I came into the news business convinced that the traditional “objective” style of reporting was boring, deceptive, and deserving of mockery. I used to laugh at the parade of “above the fray” columnists and stone-dull house editorials that took no position on anything and always ended, “Only one thing’s for sure: time will tell.” As a teenager I was struck by a passage in Tim Crouse’s book about the 1972 presidential campaign, The Boys in the Bus, describing the work of Hunter Thompson:
Thompson had the freedom to describe the campaign as he actually experienced it: the crummy hotels, the tedium of the press bus, the calculated lies of the press secretaries, the agony of writing about the campaign when it seemed dull and meaningless, the hopeless fatigue. When other reporters went home, their wives asked them, “What was it really like?” Thompson’s wife knew from reading his pieces.
What Rolling Stone did in giving a political reporter the freedom to write about the banalities of the system was revolutionary at the time. They also allowed their writer to be a sides-taker and a rooter, which seemed natural and appropriate because biases end up in media anyway. They were just hidden in the traditional dull “objective” format.
The problem is that the pendulum has swung so far in the opposite direction of politicized hot-taking that reporters now lack freedom in the opposite direction, i.e. the freedom to mitigate.
I certainly share some analysis here, but I’m also trying to create a fact-based media outlet that both the left and right can agree on. We may not always see eye to eye on the issues, but we should be able to come to a place of common ground on the facts…which is why I work so hard at this thing.
Because very few outlets are even trying to do that.
[five]
And finally, even the Europeans think American tech is becoming too Authoritarian.
German Chancellor Angela Merkel blasted Twitter’s decision to ban U.S. President Donald Trump.
“The right to freedom of opinion is of fundamental importance,” Steffen Seibert, Merkel’s chief spokesman, told reporters in Berlin on Monday, according to Reuters.
“Given that, the chancellor considers it problematic that the president’s accounts have been permanently suspended.”

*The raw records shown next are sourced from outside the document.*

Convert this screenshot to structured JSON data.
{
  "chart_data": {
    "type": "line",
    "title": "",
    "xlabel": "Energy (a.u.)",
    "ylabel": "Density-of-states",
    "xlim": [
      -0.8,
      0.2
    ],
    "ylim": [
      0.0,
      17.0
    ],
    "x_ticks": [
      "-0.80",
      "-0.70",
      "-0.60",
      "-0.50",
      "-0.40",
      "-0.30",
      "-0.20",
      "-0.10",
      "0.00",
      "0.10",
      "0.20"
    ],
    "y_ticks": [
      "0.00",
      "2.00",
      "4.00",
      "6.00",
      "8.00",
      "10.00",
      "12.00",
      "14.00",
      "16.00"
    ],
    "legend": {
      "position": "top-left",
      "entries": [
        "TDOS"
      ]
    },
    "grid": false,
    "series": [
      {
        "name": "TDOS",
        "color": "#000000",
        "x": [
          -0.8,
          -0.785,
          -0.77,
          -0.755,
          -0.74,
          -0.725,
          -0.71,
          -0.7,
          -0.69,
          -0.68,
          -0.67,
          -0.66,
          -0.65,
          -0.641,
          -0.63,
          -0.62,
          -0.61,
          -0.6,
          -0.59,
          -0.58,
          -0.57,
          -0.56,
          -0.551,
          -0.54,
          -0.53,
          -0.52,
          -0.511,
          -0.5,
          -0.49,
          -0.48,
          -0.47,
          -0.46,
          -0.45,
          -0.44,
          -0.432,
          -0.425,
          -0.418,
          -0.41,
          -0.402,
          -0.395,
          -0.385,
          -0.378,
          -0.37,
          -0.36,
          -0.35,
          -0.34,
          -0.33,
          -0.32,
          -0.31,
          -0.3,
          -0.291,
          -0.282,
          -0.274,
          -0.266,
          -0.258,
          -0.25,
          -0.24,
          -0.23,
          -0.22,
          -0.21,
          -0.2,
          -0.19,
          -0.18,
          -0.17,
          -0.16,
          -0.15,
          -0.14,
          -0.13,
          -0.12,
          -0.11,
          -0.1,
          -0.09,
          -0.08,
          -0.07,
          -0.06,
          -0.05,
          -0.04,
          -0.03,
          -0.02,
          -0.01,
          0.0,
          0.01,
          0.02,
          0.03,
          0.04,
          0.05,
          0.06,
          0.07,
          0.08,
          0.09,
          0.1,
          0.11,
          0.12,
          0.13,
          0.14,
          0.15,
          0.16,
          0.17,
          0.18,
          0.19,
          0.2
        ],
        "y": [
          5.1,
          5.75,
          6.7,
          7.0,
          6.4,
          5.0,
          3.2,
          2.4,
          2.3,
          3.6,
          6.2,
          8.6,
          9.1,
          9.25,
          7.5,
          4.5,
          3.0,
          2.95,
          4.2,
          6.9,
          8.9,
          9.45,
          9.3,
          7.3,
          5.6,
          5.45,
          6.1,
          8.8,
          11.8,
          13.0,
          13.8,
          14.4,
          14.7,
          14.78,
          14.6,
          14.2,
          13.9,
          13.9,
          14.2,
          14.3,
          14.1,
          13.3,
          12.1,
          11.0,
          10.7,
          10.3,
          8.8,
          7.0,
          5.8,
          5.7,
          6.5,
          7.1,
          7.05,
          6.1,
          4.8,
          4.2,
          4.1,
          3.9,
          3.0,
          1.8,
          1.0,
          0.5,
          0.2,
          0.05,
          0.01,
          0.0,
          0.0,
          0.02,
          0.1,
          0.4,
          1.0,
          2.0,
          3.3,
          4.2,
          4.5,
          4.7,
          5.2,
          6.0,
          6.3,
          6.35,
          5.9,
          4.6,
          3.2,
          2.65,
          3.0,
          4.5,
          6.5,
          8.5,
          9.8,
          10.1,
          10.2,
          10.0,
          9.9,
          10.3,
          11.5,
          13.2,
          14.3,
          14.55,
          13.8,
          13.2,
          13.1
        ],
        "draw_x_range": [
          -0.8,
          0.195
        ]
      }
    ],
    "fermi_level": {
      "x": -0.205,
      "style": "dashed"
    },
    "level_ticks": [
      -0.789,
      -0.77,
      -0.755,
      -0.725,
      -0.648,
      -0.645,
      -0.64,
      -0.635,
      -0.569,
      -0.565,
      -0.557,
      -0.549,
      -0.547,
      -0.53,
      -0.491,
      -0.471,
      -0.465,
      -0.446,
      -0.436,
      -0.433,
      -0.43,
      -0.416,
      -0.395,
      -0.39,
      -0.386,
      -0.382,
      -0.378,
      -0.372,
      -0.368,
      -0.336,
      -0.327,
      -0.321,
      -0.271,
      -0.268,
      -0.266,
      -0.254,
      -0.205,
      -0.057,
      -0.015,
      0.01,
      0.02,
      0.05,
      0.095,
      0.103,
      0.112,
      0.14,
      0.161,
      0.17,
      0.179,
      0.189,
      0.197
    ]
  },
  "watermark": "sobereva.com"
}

Later, France echoed this sentinment, according to Bloomberg:
The German leader’s stance is echoed by the French government. Junior Minister for European Union Affairs Clement Beaune said he was “shocked” to see a private company make such an important decision. “This should be decided by citizens, not by a CEO,” he told Bloomberg TV on Monday. “There needs to be public regulation of big online platforms.” Finance Minister Bruno Le Maire earlier said that the state should be responsible for regulations, rather than “the digital oligarchy,” and called big tech “one of the threats” to democracy.
I wish I had a brighter note to end on…but I will say that the readership of The Five does give me hope for decent, everyday people making a difference.